Sexwale later told the SABC there was ''no way'' that officials can sell government toilets which are supposed to be free.

"I spoke to the [Free State co-operative governance] MEC [Mamiki Qabathe] that not only do I want answers to this ... the police must arrest the people behind this."

Sexwale's visit is in response to reports in The Times over the past two days, exposing a "scheme" in which poor residents have been asked to pay R12000 for vacant stands with flushing toilets on them.

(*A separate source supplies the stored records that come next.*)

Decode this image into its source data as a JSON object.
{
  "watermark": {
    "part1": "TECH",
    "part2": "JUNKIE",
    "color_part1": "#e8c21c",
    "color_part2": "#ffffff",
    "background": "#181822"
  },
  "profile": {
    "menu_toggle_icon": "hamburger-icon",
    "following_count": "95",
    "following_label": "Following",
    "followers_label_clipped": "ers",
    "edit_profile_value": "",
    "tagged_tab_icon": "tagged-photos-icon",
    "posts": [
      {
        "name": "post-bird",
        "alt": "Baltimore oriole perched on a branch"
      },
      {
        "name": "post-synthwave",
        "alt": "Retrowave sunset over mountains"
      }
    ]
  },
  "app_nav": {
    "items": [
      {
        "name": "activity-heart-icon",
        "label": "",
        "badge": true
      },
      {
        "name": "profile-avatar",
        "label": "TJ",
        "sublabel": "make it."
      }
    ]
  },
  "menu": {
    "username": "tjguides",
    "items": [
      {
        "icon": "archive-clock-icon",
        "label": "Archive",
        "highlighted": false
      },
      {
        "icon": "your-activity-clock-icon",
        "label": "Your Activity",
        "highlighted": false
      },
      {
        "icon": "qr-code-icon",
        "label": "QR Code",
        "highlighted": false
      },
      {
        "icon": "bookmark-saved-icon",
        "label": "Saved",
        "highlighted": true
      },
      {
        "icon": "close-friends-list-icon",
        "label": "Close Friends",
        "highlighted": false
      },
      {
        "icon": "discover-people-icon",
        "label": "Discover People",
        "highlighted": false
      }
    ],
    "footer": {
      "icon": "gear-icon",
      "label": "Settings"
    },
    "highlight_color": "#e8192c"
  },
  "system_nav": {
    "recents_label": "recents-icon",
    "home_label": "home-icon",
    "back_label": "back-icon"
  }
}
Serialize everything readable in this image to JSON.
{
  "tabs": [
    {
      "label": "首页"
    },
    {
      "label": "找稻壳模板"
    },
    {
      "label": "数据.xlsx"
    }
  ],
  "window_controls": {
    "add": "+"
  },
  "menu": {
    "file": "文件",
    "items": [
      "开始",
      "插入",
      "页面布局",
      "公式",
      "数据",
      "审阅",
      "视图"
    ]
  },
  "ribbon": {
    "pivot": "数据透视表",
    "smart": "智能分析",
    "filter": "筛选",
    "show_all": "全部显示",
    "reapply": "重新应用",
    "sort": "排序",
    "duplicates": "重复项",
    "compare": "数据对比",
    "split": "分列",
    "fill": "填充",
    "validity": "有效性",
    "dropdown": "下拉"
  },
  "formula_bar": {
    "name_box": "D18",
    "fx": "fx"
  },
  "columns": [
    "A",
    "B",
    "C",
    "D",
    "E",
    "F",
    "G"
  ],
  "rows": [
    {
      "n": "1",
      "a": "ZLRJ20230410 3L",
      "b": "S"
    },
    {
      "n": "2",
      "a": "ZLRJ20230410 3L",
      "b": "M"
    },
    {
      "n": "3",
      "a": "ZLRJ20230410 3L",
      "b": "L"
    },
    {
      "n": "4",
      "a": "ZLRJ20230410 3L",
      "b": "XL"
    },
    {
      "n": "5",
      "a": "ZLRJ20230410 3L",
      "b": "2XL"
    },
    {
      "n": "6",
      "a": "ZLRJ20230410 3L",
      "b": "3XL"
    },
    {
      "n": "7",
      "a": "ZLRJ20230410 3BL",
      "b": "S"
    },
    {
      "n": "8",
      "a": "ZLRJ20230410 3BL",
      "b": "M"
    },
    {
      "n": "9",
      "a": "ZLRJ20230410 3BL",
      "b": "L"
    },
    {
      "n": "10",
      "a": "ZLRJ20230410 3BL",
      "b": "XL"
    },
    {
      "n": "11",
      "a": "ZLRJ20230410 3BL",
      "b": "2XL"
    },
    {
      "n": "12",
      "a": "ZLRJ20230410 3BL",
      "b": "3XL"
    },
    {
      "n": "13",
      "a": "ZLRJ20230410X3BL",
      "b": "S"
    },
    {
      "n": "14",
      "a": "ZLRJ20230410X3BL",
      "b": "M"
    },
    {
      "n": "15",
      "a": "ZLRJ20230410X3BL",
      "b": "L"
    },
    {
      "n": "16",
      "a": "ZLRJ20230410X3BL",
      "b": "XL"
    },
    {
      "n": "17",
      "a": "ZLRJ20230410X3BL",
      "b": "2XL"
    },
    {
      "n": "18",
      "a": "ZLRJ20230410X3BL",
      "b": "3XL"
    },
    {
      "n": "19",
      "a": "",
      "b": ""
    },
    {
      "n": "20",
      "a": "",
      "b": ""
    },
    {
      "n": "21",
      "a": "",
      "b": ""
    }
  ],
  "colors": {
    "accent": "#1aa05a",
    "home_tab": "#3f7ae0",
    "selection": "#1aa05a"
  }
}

In a desperate bid to contain the embarrassment caused by the toilets, the Maluti-a-Phofung municipality - which had previously said it will sell all the stands - yesterday made a U-turn, promising to build low-cost houses on 311 of the 554 sites and give them to the poor. People who earn less than R3000 a month qualify for free low-cost houses.

Municipal spokesman Matefu Mokoena said: "The rest will be sold. For people who cannot afford, we say here are 311 sites.

"But there are also people who can't qualify for RDPs [low-cost houses], but they also don't qualify for bonds, so we are selling those sites to that market."

However, ward councillor Moeketsi Mofana last week said that the municipality will sell all the stands. "They have to be sold. The money used to develop the site has to be recouped. For now there are no RDP houses in the pipeline.

"The priority is to move and complete this project."

There are now concerns that some of the toilets have been built too close to each other.

A municipal official who spoke on condition of anonymity, said: "We realised that the toilets are too close to each other. "It will make building [houses next to them] very difficult, if not impossible."

Mandulo Maphumulo, Sexwale's spokesman, said the minister had put his other commitments aside today to travel to Tshiame to see the toilet farm for himself.

The toilets, just across the road from Tshiame, have been unused since 2008 though many residents of the poverty-stricken township do not have a home with a flushing toilet.

On Monday, Tshiame residents began a violent protest against the municipality, which started selling the stands on Friday, and destroyed a number of the toilets.

They protested, burned tyres, rolled boulders into the streets and threatened to burn their councillors' houses if the municipality did not rescind its decision to sell the stands.